Here is our Q & A with Chef Andrew:
Q: Where are you from?
A: I'm from California, although I did live for a while in Virginia, and Connecticut.
Q: How did you get into restaurants? What was the attraction?
A: I needed a summer job during high school, and a good friend got me a job at a BBQ place. My attraction to them has grown since then, from a summer job into an obsession and career.
Q: How long have you been at Waterbar?
A: I've been at Waterbar for just over 4 years.
Q: What’s been your greatest challenge as a chef?
A: My greatest challenge as a chef has been trying to keep my social life and see my friends and family outside of the restaurant.
Q: What’s your best memory in the kitchen?
A: Too many good memories in the kitchen to list, or to remember even. My internship at Bilson's restaurant was by far one of the most challenging, eye-opening, and inspiring times though.
Q: What are you up to lately? What’s on your agenda?
A: I recently just got back from spending a week in Japan. We (my girlfriend and I) spent most of our time in Tokyo, but did make it to Yokohama and out to Kyoto as well.
Q: What about Japan inspired you? What are you taking from the trip and possibly implementing here?
A: Where to start...the simplicity and efficiency of their cuisine is incredibly inspiring. For such a small island nation to be able to produce the amount of quality and honesty in their food that they do is incredible. We had a few very inspiring meals and trips to their various markets, one which included the narrow corridor of Nishiki market in Kyoto. To walk down and see various pickles and vegetables fermenting in sake lees, small fish still swimming in tanks, street food vendors slinging Takoyaki and Tomago of all kinds was an experience that you don't see here in the U.S. I could have spent a few more hours there had we not had to catch the Shinkansen back to Tokyo.

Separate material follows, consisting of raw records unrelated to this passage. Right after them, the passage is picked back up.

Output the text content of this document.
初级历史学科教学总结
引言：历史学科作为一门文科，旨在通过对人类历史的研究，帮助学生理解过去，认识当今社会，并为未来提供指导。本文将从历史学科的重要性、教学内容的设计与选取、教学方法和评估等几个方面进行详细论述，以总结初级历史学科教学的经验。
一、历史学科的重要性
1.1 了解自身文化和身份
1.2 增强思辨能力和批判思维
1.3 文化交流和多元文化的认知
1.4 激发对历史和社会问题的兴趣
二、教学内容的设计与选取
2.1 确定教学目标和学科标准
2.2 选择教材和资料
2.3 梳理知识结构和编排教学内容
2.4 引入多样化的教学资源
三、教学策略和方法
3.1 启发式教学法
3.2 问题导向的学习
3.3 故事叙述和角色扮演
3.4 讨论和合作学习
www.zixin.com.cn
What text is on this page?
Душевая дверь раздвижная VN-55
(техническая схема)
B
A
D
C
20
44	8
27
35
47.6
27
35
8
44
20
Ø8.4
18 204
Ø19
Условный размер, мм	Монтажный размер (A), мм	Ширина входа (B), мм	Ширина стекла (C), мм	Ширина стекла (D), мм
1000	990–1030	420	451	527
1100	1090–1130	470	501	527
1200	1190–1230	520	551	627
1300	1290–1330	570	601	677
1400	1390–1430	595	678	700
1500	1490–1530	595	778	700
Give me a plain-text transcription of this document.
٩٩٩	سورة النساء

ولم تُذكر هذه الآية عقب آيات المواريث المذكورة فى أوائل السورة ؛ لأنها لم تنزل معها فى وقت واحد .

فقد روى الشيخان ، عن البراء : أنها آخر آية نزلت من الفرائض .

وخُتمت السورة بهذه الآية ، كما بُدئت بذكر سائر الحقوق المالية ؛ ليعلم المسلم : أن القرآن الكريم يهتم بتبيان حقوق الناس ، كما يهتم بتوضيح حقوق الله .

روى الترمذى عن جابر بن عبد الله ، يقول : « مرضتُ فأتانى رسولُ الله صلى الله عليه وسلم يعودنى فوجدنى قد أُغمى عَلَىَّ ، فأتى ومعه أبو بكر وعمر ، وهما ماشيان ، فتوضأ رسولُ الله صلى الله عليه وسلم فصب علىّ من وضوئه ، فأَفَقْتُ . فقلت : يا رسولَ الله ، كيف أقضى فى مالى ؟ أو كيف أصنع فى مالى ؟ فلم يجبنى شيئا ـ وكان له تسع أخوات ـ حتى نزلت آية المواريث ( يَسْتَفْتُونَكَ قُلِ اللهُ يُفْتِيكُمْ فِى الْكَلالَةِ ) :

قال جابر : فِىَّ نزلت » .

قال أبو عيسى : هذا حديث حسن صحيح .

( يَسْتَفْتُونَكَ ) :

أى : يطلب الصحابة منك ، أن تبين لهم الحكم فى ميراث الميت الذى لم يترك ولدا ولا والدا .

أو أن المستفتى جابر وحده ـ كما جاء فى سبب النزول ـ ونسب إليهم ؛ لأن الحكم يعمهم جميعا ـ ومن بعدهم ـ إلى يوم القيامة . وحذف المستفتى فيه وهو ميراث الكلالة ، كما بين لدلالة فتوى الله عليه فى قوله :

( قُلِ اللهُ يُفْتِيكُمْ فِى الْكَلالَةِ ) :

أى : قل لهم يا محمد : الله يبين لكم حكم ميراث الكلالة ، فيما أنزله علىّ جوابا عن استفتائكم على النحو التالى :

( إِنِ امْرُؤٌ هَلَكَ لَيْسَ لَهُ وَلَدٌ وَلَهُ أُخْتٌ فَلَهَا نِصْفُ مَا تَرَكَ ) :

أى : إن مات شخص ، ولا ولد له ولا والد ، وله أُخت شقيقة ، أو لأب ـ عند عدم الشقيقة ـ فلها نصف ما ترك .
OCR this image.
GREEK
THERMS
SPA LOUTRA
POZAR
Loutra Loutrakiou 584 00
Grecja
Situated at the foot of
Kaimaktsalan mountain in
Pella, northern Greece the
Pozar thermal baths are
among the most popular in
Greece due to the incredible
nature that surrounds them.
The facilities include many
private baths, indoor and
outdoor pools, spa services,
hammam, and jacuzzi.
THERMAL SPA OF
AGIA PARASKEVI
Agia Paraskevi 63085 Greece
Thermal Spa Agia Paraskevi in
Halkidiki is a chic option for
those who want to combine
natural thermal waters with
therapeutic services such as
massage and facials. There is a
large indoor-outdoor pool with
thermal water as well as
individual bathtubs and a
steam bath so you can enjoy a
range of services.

One of the best meals we had was at family owned, locals-inhabited place right on the river called Tempura Matsu. The entire meal was based off seasonality- what was the freshest at the market that day and who was sitting at the bar next to you inspiring the chefs at that moment. We were out of the loop there and by far the biggest tourist, taking pictures of each dish as it was presented, trying to catch glimpses of what little fish the regular had brought the chef exclaiming "Haru ga kita!" translated to "Spring has come!".
Then of course their was Tsukiji fish market. We were shown around by our friends Uchi and to see that days catch. We didn't make it early enough for the tuna auction, but were still able to see tonnes and tonnes of Tuna and all other fish, shellfish, and crustaceans that rarely make it stateside.
Something that did change the way I look at food is the pride the Japanese took not only in preparations, but in specific ingredients- where they're from, how they traveled, how were they handled and how they were presented to the customer. And most doing it with the utmost humility, not laying claim to be the best around, but to let the quality of food speak for itself. I will always appreciate that.
Inspirations will and have been seen on the menu already. For example, our Ahi Tuna sashimi served with Torikawa (crispy chicken skin), avocado, yuzu, and a sauce made of Sake Lees.
Q: What are your plans for the future?
A: As for the future, we have some exciting plans for this year. Looking forward to Oysterfest in August, our annual pilgrimage to Del Rey to the Masumoto Family Farm, and always trying to find that happy balance.